Once we arrived, I got out of the car and gave him a parting wave. “Be careful.”

“You too,” Ethan said.

The woods weren’t kind this late at night. The temperature had dropped, and the moonlight only filtered in through broken slats of trees, casting uneven shadows across the undergrowth.

I shifted to my wolf to cover ground faster, nose low, ears high.

Connor’s scent was faint. Too faint for my liking, but it was there. I tracked it past the edge of the trail, further down toward the stream that cut behind the southern edge of the territory.

I moved fast, slipping past brush and fallen logs, my paws kicking up dirt and leaves. I didn’t care about the brambles snagging my fur or the chill cutting through the damp air.

All I could think about was the look on Ethan’s face when he answered that call. He’d been professional, focused, but with that sliver of worry in his eyes.

He’d been about to take me home. And instead, here we were.

Maybe that was part of the deal, being part of a real pack. Life didn’t wait for perfect timing. You didn’t get to pick when people needed you.

But I couldn’t deny I wanted that stolen evening back. Just a few hours where it was just the two of us, without responsibilities clawing in from every side.

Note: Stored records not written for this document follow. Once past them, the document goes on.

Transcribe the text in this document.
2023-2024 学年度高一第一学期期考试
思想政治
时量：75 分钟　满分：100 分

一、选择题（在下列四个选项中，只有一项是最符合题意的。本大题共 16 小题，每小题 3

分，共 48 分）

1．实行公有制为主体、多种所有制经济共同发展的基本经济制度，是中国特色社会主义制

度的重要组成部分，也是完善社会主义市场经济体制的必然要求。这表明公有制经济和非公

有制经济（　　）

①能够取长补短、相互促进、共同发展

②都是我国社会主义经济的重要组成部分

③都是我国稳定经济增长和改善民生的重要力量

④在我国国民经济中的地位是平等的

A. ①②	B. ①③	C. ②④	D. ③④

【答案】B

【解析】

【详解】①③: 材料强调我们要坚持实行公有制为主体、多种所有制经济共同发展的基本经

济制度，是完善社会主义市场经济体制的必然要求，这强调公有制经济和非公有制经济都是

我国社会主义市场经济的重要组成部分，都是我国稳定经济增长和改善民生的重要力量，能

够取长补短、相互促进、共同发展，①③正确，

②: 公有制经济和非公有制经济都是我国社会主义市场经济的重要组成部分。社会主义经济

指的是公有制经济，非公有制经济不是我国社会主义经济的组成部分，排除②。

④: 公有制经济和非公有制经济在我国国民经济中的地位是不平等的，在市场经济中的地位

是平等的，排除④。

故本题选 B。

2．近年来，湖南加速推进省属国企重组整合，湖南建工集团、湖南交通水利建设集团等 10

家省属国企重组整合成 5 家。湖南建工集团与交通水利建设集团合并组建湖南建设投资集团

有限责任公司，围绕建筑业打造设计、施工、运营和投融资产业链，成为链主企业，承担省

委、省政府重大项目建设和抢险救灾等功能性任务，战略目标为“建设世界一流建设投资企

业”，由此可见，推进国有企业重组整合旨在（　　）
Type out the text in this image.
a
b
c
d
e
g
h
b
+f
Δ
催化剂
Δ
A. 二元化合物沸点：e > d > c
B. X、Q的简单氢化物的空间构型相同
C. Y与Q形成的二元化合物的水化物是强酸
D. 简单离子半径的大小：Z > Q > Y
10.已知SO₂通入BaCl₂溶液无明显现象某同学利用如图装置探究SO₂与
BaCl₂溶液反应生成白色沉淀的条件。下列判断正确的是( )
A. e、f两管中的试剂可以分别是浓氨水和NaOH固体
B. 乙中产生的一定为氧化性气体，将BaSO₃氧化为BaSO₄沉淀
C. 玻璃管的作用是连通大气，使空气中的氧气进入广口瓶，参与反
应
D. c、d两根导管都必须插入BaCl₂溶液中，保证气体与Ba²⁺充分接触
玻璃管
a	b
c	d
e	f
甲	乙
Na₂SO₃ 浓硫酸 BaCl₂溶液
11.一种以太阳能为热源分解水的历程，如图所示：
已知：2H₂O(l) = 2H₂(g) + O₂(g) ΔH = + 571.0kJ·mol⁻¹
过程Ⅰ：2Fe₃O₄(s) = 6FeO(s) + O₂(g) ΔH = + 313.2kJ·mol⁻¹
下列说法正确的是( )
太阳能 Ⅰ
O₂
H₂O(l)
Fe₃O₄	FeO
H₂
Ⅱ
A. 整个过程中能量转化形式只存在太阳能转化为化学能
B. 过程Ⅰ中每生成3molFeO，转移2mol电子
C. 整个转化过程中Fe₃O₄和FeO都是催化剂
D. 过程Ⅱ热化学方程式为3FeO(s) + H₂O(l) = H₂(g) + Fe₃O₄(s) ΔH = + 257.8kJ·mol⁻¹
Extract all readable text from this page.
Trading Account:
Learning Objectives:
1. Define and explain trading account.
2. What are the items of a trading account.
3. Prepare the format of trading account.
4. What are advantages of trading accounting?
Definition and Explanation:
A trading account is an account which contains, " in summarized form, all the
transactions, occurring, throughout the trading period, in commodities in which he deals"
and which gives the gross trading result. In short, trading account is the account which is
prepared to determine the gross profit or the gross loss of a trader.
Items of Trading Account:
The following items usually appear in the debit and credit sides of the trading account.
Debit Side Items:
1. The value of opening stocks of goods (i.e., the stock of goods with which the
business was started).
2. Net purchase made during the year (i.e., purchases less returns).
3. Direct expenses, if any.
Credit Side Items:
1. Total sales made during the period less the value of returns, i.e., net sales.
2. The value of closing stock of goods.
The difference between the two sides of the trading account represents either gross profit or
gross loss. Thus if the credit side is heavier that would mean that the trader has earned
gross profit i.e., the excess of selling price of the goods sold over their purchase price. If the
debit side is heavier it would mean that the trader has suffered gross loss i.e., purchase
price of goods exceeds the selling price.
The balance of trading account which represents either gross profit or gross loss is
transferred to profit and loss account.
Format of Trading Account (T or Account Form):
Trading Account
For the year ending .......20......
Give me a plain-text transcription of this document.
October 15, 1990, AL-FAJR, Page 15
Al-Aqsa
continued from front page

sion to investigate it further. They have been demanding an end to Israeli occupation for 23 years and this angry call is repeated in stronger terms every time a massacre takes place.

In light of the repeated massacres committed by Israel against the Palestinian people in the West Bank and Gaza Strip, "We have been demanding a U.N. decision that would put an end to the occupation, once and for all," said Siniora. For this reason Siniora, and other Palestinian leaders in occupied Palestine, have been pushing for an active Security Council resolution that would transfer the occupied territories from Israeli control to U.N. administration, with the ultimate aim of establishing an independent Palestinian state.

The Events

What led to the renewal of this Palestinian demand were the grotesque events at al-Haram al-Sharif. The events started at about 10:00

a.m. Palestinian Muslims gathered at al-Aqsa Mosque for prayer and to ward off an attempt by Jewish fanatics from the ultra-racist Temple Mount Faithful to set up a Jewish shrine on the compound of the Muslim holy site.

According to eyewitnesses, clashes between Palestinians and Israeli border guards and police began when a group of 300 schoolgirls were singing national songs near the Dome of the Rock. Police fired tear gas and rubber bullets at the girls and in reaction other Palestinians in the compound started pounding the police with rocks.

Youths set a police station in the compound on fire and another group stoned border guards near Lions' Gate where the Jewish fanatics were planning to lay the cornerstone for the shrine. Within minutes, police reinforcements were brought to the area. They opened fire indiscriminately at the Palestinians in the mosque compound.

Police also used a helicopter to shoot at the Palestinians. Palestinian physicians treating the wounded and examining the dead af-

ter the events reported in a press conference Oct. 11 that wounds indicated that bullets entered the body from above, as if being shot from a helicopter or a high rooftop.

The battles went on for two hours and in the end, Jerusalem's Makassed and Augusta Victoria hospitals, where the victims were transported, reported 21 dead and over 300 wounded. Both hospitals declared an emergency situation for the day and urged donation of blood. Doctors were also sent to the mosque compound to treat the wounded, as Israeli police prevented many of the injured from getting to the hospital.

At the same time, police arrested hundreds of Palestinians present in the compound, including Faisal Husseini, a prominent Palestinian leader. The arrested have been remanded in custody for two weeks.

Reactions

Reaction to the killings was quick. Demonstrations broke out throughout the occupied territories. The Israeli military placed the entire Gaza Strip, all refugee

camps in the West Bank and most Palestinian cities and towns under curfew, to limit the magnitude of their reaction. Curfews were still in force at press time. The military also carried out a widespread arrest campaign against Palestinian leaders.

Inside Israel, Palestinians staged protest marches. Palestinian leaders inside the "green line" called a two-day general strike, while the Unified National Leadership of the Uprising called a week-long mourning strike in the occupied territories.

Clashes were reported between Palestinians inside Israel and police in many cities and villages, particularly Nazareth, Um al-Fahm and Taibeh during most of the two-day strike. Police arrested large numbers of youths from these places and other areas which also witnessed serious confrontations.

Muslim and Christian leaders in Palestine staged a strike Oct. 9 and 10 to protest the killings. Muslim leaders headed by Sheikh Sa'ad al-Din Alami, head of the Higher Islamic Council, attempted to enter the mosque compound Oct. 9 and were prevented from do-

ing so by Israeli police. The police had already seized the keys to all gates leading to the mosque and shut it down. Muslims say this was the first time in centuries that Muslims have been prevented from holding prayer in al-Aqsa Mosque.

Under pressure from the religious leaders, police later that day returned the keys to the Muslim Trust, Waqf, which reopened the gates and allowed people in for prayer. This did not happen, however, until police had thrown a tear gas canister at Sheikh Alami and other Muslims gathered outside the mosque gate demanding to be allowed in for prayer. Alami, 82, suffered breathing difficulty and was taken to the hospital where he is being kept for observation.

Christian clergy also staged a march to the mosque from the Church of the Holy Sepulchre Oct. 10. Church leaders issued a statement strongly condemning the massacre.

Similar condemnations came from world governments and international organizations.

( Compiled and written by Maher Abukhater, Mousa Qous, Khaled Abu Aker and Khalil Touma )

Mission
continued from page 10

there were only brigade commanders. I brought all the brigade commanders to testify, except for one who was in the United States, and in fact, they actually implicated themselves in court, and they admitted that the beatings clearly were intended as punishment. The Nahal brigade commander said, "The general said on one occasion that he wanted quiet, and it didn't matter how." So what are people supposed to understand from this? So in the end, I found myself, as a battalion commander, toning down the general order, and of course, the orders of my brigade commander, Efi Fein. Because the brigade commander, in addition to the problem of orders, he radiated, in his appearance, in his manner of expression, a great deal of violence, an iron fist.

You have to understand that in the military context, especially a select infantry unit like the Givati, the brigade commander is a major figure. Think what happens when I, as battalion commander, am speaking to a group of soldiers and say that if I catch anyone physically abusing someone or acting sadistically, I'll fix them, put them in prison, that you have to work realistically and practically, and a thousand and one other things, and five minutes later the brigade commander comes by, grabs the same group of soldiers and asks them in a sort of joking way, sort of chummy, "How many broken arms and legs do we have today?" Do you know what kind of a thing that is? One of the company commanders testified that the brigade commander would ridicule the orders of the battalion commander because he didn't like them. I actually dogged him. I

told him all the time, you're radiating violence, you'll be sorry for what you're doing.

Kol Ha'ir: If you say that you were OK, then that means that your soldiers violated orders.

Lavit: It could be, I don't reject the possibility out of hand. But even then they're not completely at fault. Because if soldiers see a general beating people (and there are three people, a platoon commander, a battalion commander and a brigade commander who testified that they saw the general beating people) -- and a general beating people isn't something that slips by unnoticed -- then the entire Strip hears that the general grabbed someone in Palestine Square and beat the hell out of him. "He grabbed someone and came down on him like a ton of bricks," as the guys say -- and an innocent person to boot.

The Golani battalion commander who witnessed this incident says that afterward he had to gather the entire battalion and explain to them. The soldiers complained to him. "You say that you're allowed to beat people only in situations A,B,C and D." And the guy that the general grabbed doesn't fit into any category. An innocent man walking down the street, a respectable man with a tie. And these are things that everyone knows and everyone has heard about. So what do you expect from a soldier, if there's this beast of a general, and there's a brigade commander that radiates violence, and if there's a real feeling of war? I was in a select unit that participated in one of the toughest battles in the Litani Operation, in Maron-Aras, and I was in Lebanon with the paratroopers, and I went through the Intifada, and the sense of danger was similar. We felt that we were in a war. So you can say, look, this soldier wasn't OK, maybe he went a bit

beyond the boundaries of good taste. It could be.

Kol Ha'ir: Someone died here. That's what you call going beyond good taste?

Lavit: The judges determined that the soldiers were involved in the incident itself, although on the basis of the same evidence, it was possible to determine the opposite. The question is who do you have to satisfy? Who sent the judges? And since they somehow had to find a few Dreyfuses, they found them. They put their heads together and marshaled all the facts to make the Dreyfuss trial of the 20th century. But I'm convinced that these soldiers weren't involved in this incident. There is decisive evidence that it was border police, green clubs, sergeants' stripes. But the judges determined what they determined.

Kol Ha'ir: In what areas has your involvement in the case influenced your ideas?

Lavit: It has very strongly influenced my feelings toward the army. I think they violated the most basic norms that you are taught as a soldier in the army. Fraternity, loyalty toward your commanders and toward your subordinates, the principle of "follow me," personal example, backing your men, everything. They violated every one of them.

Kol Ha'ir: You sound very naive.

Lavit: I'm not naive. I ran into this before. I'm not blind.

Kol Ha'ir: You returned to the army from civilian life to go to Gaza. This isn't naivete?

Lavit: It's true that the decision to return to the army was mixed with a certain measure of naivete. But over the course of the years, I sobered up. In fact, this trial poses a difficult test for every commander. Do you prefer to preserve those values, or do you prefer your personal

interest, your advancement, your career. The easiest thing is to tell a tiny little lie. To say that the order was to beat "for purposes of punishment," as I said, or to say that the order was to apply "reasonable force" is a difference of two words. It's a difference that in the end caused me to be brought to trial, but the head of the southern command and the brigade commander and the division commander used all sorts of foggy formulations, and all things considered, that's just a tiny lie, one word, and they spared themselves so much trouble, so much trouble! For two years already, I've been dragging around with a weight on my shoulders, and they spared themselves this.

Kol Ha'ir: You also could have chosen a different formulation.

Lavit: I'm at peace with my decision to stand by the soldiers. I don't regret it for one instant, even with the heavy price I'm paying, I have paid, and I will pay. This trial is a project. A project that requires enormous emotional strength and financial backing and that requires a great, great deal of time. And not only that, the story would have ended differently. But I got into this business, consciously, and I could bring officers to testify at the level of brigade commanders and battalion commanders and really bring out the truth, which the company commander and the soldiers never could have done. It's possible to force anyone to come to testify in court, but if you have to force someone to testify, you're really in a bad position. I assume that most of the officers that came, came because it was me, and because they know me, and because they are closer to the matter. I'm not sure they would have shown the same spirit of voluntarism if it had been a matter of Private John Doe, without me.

I found one of Connor’s sneakers half-buried in the mud near the stream. I howled to any nearby wolf as a warning, and headed deeper in that direction.

Eventually, the kid was found. Another enforcer caught his scent near the tree line and coaxed him out with a granola bar and a stern look.

I didn’t see him, but another pack member updated me that he was fine.

By the time I made it back to the pack house, it was almost sunrise. I was muddy, scraped up, exhausted and still thinking about Ethan.

Wondering if he was okay. Wondering if he was thinking about me too.

I didn’t want to push. I remembered Carter’s voice again, calm and maddeningly smug.Give him space. Let him come to you.

Still, I couldn’t help hoping. Maybe the night hadn’t been completely lost. Maybe it had just been postponed.

By the time I made it back to the pack house, the adrenaline had worn off and everything ached. My legs, my back, even my ribs from where I’d scraped against a rock on the trail.

I smelled like sweat and mud and a bit of pine sap, which wasn’t exactly the seductive aura I’d hoped to carry around Ethan.

Not that tonight had gone how I’d imagined. I stripped off my dirty clothes just inside my room and made a straight line for the shower.

The hot water stung over a few scrapes I hadn’t realized I had, but I let it wash the night off me, hoping it’d take the disappointment with it.